Many of these same assertions hold true in Canada as well. Recognizing that history education has moved beyond nation-building to embrace citizenship training in Canada, Christian Laville describes a duality that strives for a unified sense of shared memory on one hand, and independently-minded historical thinking on the other. Historical thinking equips students with the intellectual tools needed to exercise their civic responsibilities, while historical mindedness creates a common identity that serves to build unity. This common identity is what Ken Osborne would call the “big picture” of Canada’s past; and historical thinking is the ‘intellectual self-defence’ needed to participate in a democratic society. Osborne presents seven (sound) arguments for history as self-defence:
1. History armours us against all those people who claim to know it and are only too anxious to tell us what it proves;
2. It releases us from the grip of the past, which so easily holds us captive and shapes our ideas;
3. It teaches us how to be constructively skeptical (but not cynical or blindly rejectionist) when faced with appeals and arguments;
4. It protects us from being misled by the taken-for-granted conventional wisdom of our own times;
5. By showing us a wide variety of alternative beliefs systems, social practices, cultural norms, and the like, it enlarges our awareness of alternatives and choices;
6. It helps us understand and take part in debates that are going on around us about the future of Canada and of the world more generally, debates that are going to affect us whether we like it or not;
7. And, finally, it makes us less short-sighted and narrow-minded than we would otherwise be by helping us situate the present in the context of the transition from past to future so that we are not governed solely by the short-term imperatives of the here and now. 
With intellectual self-defence, comes intellectual freedom – and an ability to make informed choices and effect change in the present.

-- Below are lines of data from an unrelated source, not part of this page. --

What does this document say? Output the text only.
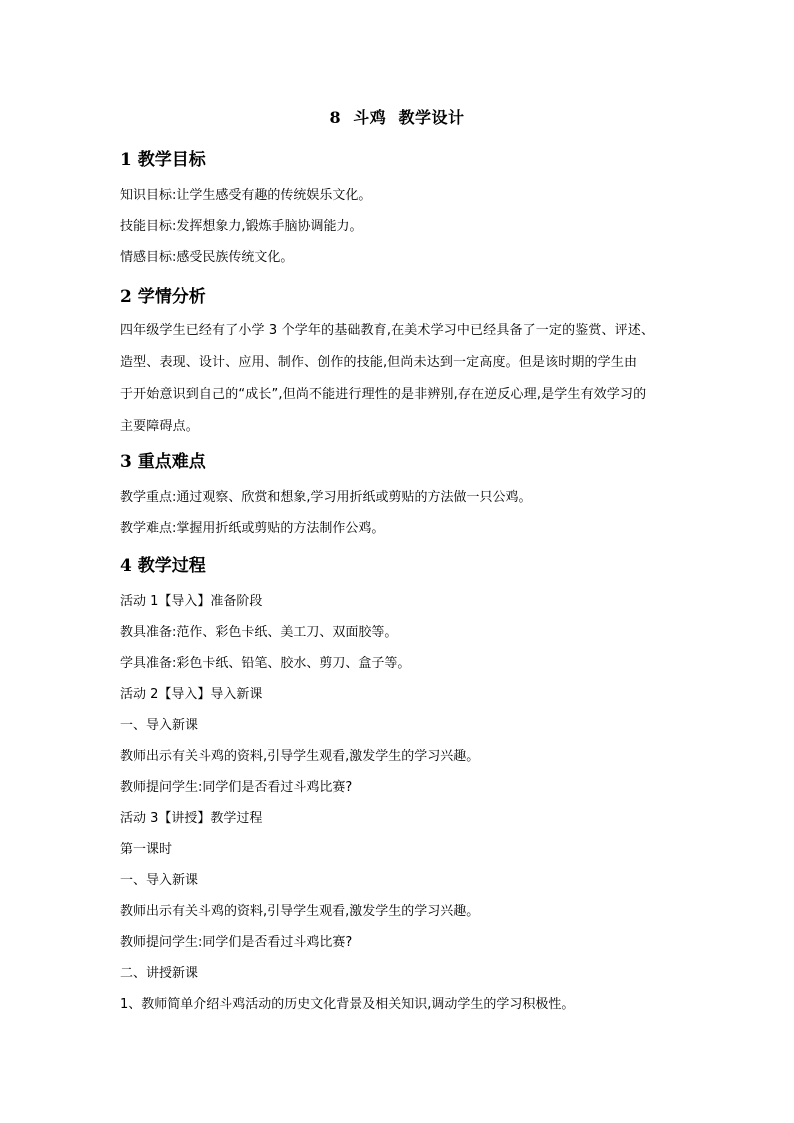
8  斗鸡  教学设计
1 教学目标

知识目标:让学生感受有趣的传统娱乐文化。

技能目标:发挥想象力,锻炼手脑协调能力。

情感目标:感受民族传统文化。

2 学情分析
四年级学生已经有了小学 3 个学年的基础教育,在美术学习中已经具备了一定的鉴赏、评述、
造型、表现、设计、应用、制作、创作的技能,但尚未达到一定高度。但是该时期的学生由
于开始意识到自己的“成长”,但尚不能进行理性的是非辨别,存在逆反心理,是学生有效学习的
主要障碍点。
3 重点难点

教学重点:通过观察、欣赏和想象,学习用折纸或剪贴的方法做一只公鸡。

教学难点:掌握用折纸或剪贴的方法制作公鸡。

4 教学过程

活动 1【导入】准备阶段

教具准备:范作、彩色卡纸、美工刀、双面胶等。

学具准备:彩色卡纸、铅笔、胶水、剪刀、盒子等。

活动 2【导入】导入新课

一、导入新课

教师出示有关斗鸡的资料,引导学生观看,激发学生的学习兴趣。

教师提问学生:同学们是否看过斗鸡比赛?

活动 3【讲授】教学过程

第一课时

一、导入新课

教师出示有关斗鸡的资料,引导学生观看,激发学生的学习兴趣。

教师提问学生:同学们是否看过斗鸡比赛?

二、讲授新课

1、教师简单介绍斗鸡活动的历史文化背景及相关知识,调动学生的学习积极性。
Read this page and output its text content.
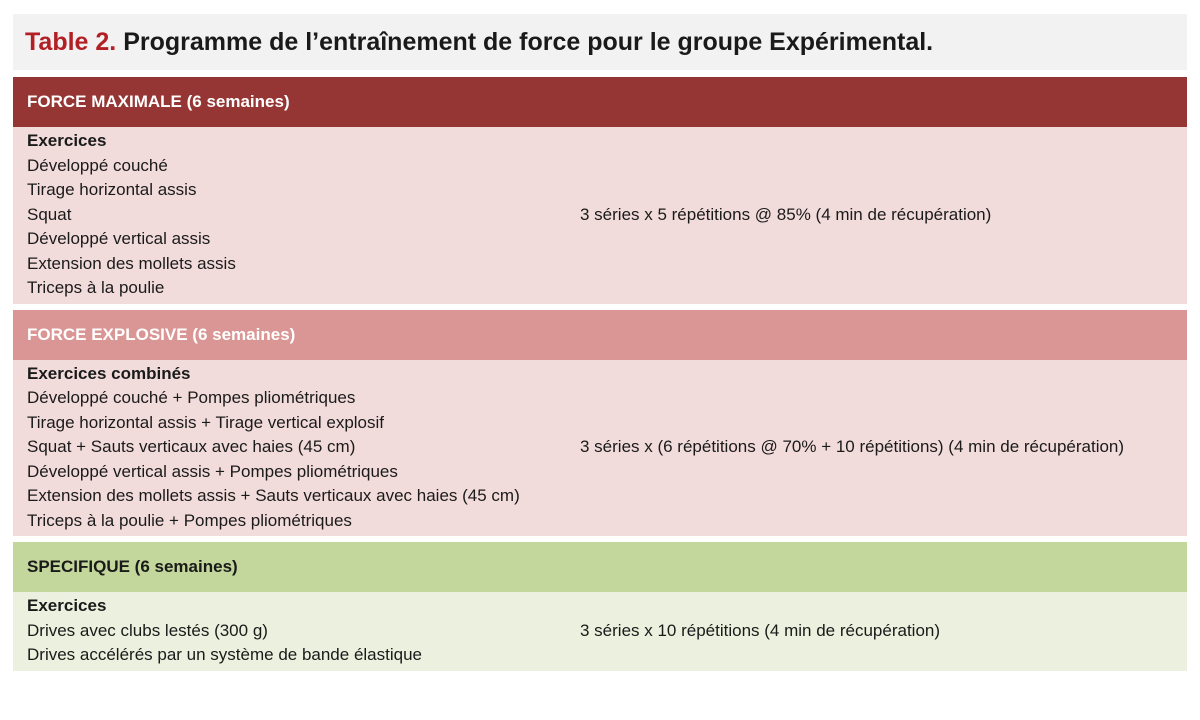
Table 2. Programme de l’entraînement de force pour le groupe Expérimental.
FORCE MAXIMALE (6 semaines)
Exercices
Développé couché
Tirage horizontal assis
Squat
Développé vertical assis
Extension des mollets assis
Triceps à la poulie
3 séries x 5 répétitions @ 85% (4 min de récupération)
FORCE EXPLOSIVE (6 semaines)
Exercices combinés
Développé couché + Pompes pliométriques
Tirage horizontal assis + Tirage vertical explosif
Squat + Sauts verticaux avec haies (45 cm)
Développé vertical assis + Pompes pliométriques
Extension des mollets assis + Sauts verticaux avec haies (45 cm)
Triceps à la poulie + Pompes pliométriques
3 séries x (6 répétitions @ 70% + 10 répétitions) (4 min de récupération)
SPECIFIQUE (6 semaines)
Exercices
Drives avec clubs lestés (300 g)
Drives accélérés par un système de bande élastique
3 séries x 10 répétitions (4 min de récupération)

As an extension of citizenship training, history is also fundamentally important in establishing a shared sense of identity. It binds us together, by providing a broad framework in which every citizen must be able to find their stem of acceptance; and without this acceptance – a sense of belonging – citizens have no shared identity. In the words of J.L. Granatstein, history is important “because it is the way a nation, a people, and an individual learn who they are, where they came from and where they are going, and how and why their world has turned out as it has”. But shared identity, as Britain’s Diversity and Citizenship curriculum report shows, must be broad enough to embrace cultural and ethnic diversity, respect differences, and bridge commonalities. Such is the global nature of citizenship in the twenty-first century.

Living within a complex backdrop of globalization, students need to be equipped with the tools to think critically about the past and the present. As Stéphane Lévesque cites scholars Ken Booth and Tim Dunne: “we cannot assume, for the foreseeable future, that tomorrow will be like today. The global order is being recast, and the twists and turns will surprise us’. Teaching students to think historically can, as Levesque explains, “be a valuable contribution to the short and long-term challenges awaiting them”.

But, as Margaret Conrad has illustrated, history in the age of Wikipedia also requires new rules of engagement for historians. As the printed page is overtaken by cyberspace, Marshall McLuhan’s vision of a global village becomes ever more apparent and citizenship is no longer restricted to geographical boundaries. Within the “seamless web of experience” that the Internet has since availed, McLuhan predicted that the student would need a “do-it-yourself kit” in order to master the new global media. Perhaps The Benchmarks of Historical Thinking can provide students with the do-it-yourself kit that McLuhan predicted for the 21st century: the habits of mind that can enable Canadians to be full participants in today’s global society.